A handful of years later, I found myself making a day job of multi-generational, accessible circus in New York City. The name of this organization started at CircusYoga and morphed into its true from, The Human Art of Play (spearheaded by Erin Maile and Kevin O'Keefe, two absolutely brilliant and inspiring humans). We even had the slogan "Now Must Play", our own version of "namaste." We taught yoga, accessible acrobatics, clowning, juggling and other ground circus in schools, parks, and retreats. It was a blast! I was making my living by playing!
In my yoga studies at The Breathing Project, I learned Embodied Anatomy and Kinesiology from Leslie Kaminoff and Amy Matthews.
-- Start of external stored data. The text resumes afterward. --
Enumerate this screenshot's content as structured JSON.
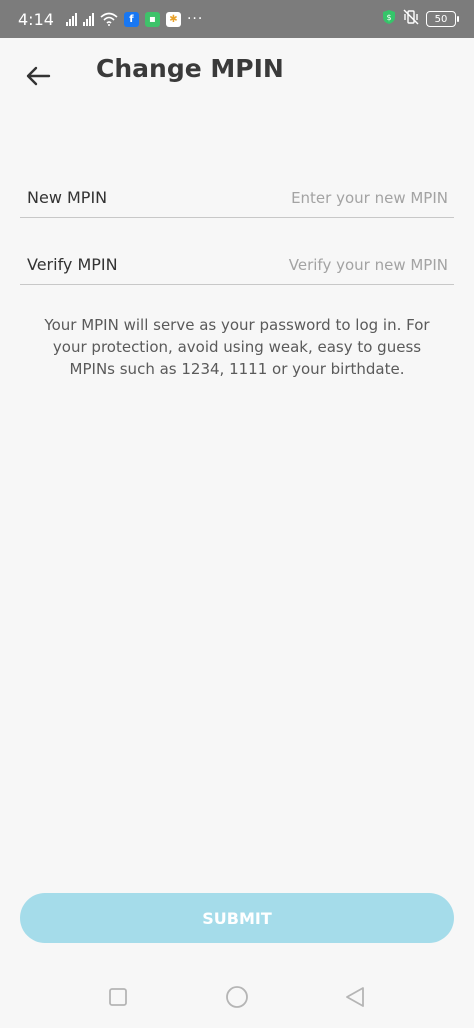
{
  "status_bar": {
    "time": "4:14",
    "more": "···",
    "battery": "50",
    "app_icons": [
      {
        "name": "facebook-icon",
        "glyph": "f",
        "color": "#1877f2"
      },
      {
        "name": "messenger-icon",
        "glyph": "▪",
        "color": "#3ec26a"
      },
      {
        "name": "photos-icon",
        "glyph": "✱",
        "color": "#e9a22a"
      }
    ],
    "shield_color": "#35c56a"
  },
  "header": {
    "title": "Change MPIN",
    "back_icon": "arrow-left-icon"
  },
  "form": {
    "new_mpin": {
      "label": "New MPIN",
      "placeholder": "Enter your new MPIN",
      "value": ""
    },
    "verify_mpin": {
      "label": "Verify MPIN",
      "placeholder": "Verify your new MPIN",
      "value": ""
    },
    "helper_text": "Your MPIN will serve as your password to log in. For your protection, avoid using weak, easy to guess MPINs such as 1234, 1111 or your birthdate."
  },
  "submit": {
    "label": "SUBMIT",
    "color": "#a5dcea"
  },
  "nav_bar": {
    "recent_icon": "square-icon",
    "home_icon": "circle-icon",
    "back_icon": "triangle-back-icon"
  }
}
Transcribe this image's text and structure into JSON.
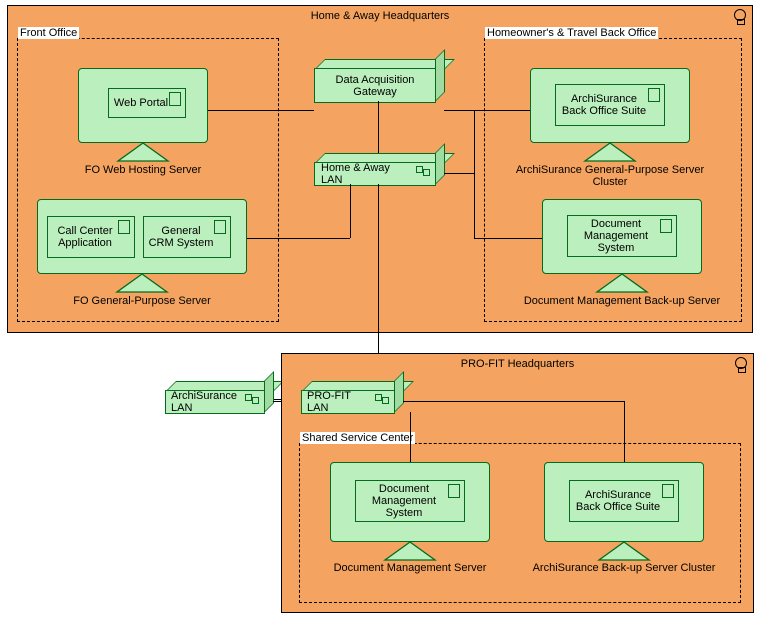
{
  "hq1": {
    "title": "Home & Away Headquarters",
    "front_office_label": "Front Office",
    "back_office_label": "Homeowner's & Travel Back Office",
    "gateway": "Data Acquisition Gateway",
    "lan": "Home & Away LAN",
    "fo_web": {
      "device": "FO Web Hosting Server",
      "artifact": "Web Portal"
    },
    "fo_gp": {
      "device": "FO General-Purpose Server",
      "artifact1": "Call Center Application",
      "artifact2": "General CRM System"
    },
    "bo_cluster": {
      "device": "ArchiSurance General-Purpose Server Cluster",
      "artifact": "ArchiSurance Back Office Suite"
    },
    "bo_dms": {
      "device": "Document Management Back-up Server",
      "artifact": "Document Management System"
    }
  },
  "archisurance_lan": "ArchiSurance LAN",
  "hq2": {
    "title": "PRO-FIT Headquarters",
    "lan": "PRO-FIT LAN",
    "ssc_label": "Shared Service Center",
    "dms": {
      "device": "Document Management Server",
      "artifact": "Document Management System"
    },
    "cluster": {
      "device": "ArchiSurance Back-up Server Cluster",
      "artifact": "ArchiSurance Back Office Suite"
    }
  }
}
They stepped out of the framework of the yoga world, Leslie from his work under an osteopath and Amy from her work in Laban/Bartenieff and Body Mind Centering. I found myself thinking of the same concept of play as we worked through the muscles and bones and discussed their function in movement. They got me out of the mindset of "the perfect pose" and into looking at what the body needs from a pose. I found myself turning the goal of my practice into "finding what feels good" (to quote Adriene Mishler, Yoga with Adriene). This was play.
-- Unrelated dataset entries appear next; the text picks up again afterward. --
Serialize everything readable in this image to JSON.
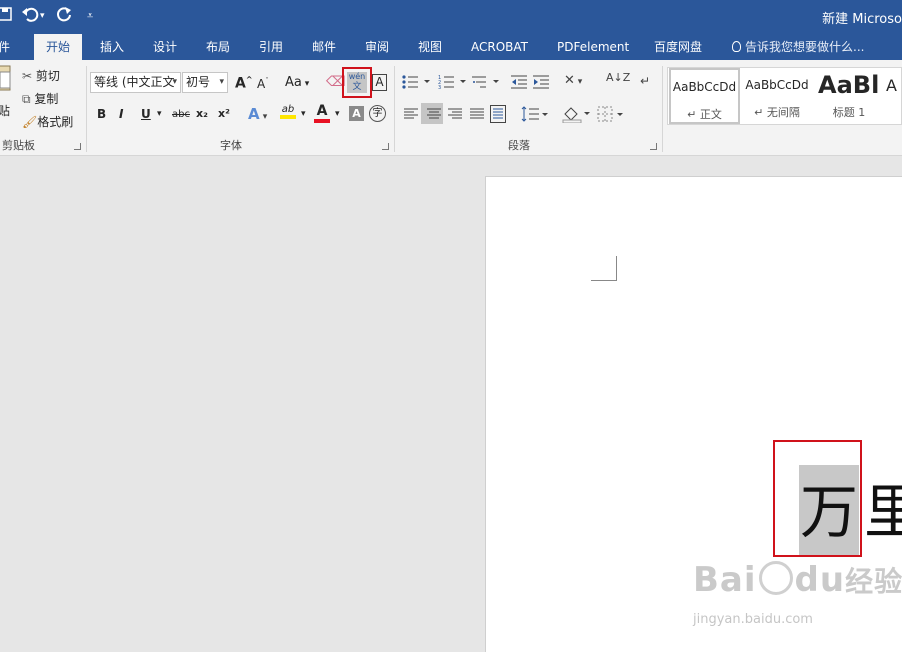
{
  "titlebar": {
    "save_icon": "save-icon",
    "undo_icon": "undo-icon",
    "redo_icon": "redo-icon",
    "customize_icon": "customize-quick-access-icon",
    "doc_title": "新建 Microso"
  },
  "tabs": [
    {
      "label": "件"
    },
    {
      "label": "开始",
      "active": true
    },
    {
      "label": "插入"
    },
    {
      "label": "设计"
    },
    {
      "label": "布局"
    },
    {
      "label": "引用"
    },
    {
      "label": "邮件"
    },
    {
      "label": "审阅"
    },
    {
      "label": "视图"
    },
    {
      "label": "ACROBAT"
    },
    {
      "label": "PDFelement"
    },
    {
      "label": "百度网盘"
    }
  ],
  "tellme": {
    "icon": "lightbulb-icon",
    "text": "告诉我您想要做什么..."
  },
  "clipboard": {
    "paste_label": "贴",
    "cut_label": "剪切",
    "copy_label": "复制",
    "format_painter_label": "格式刷",
    "group_label": "剪贴板"
  },
  "font": {
    "font_name": "等线 (中文正文",
    "font_size": "初号",
    "grow_label": "A",
    "shrink_label": "A",
    "case_label": "Aa",
    "phonetic_top": "wén",
    "phonetic_bottom": "文",
    "border_label": "A",
    "bold": "B",
    "italic": "I",
    "underline": "U",
    "strike": "abc",
    "sub": "x₂",
    "sup": "x²",
    "effects_label": "A",
    "highlight_label": "ab",
    "color_label": "A",
    "shade_label": "A",
    "enclose_label": "字",
    "group_label": "字体",
    "highlight_color": "#ffe600",
    "font_color": "#e81123"
  },
  "paragraph": {
    "group_label": "段落",
    "sort_label": "A↓Z"
  },
  "styles": [
    {
      "preview": "AaBbCcDd",
      "name": "↵ 正文",
      "selected": true
    },
    {
      "preview": "AaBbCcDd",
      "name": "↵ 无间隔"
    },
    {
      "preview": "AaBl",
      "name": "标题 1"
    },
    {
      "preview": "A",
      "name": ""
    }
  ],
  "document": {
    "char_selected": "万",
    "char_next": "里"
  },
  "watermark": {
    "main": "Bai",
    "main2": "du",
    "main3": "经验",
    "sub": "jingyan.baidu.com"
  }
}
I spent months in the Jen Waldman Studio, working on my repertoire in ways I never would have imagined. I was asked to sing my pop ballad like a honky tonk country song or make up new lyrics on the spot for The Light in the Piazza. We used Viewpoints to play with the room and chose our songs weekly based on themes like the weather. This was play.
My career has bounced around, a seemingly random ride, but through this ultimate act of play, I find myself bringing every tangential adventure into my teaching on a regular basis. I am a life-long student, an eternal five-year-old, grabbing every stick, colorful bottle cap, movement practice, seashell, vocal exercise, or funny-shaped rock that might decorate my studio/castle and make it feel like a safe place for my students to explore and play.
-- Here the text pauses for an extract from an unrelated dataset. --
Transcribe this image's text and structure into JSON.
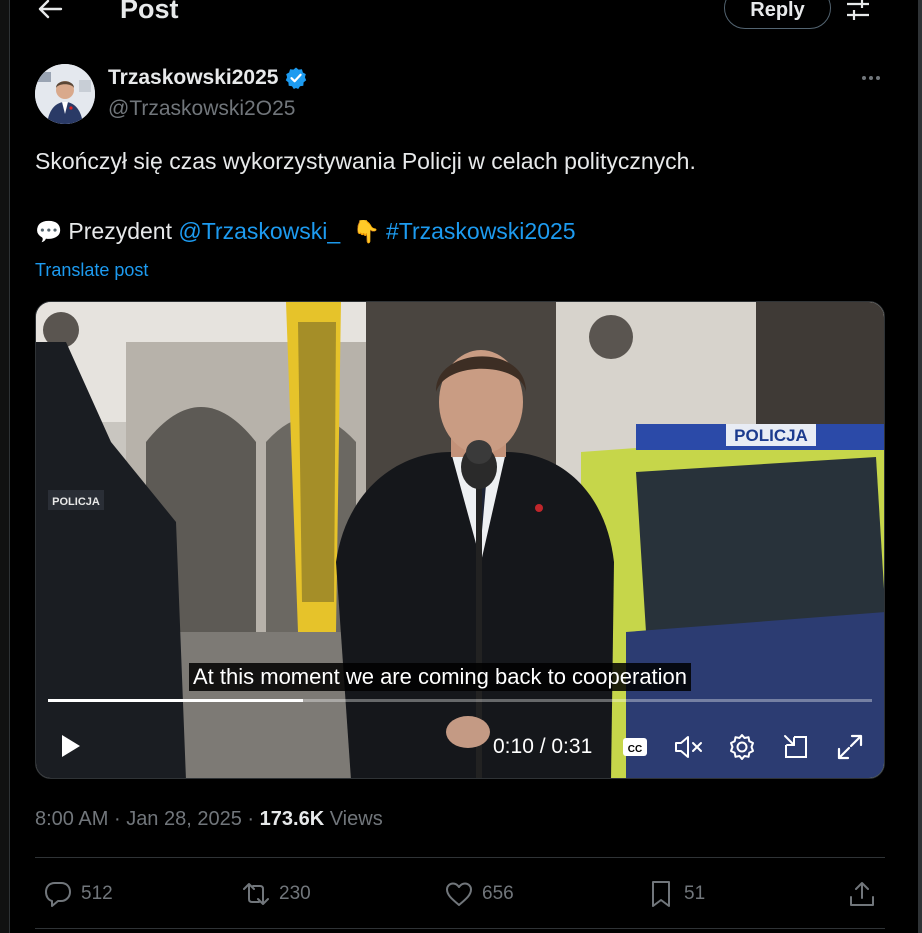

In yoga, we try not to stretch in stillness, we stretch within a movement. We strengthen within the movement. In acting, we try on many shapes and shades until we find the perfect vessel for communication of a moment. In singing, we might play with a subtle vowel change, a breath, the way we stress or articulate a word, the amount of vibrancy in the sound. We play so we can find ourselves on our mat, on the stage, in our song.
This hippy dippy, woo woo blog post is an invitation.
We can't know what's possible until we try. Put yourself out there like a five-year-old with nothing to lose but the daylight hours. If something doesn't work this time around…well then you know, and you can try something else. Keep playing.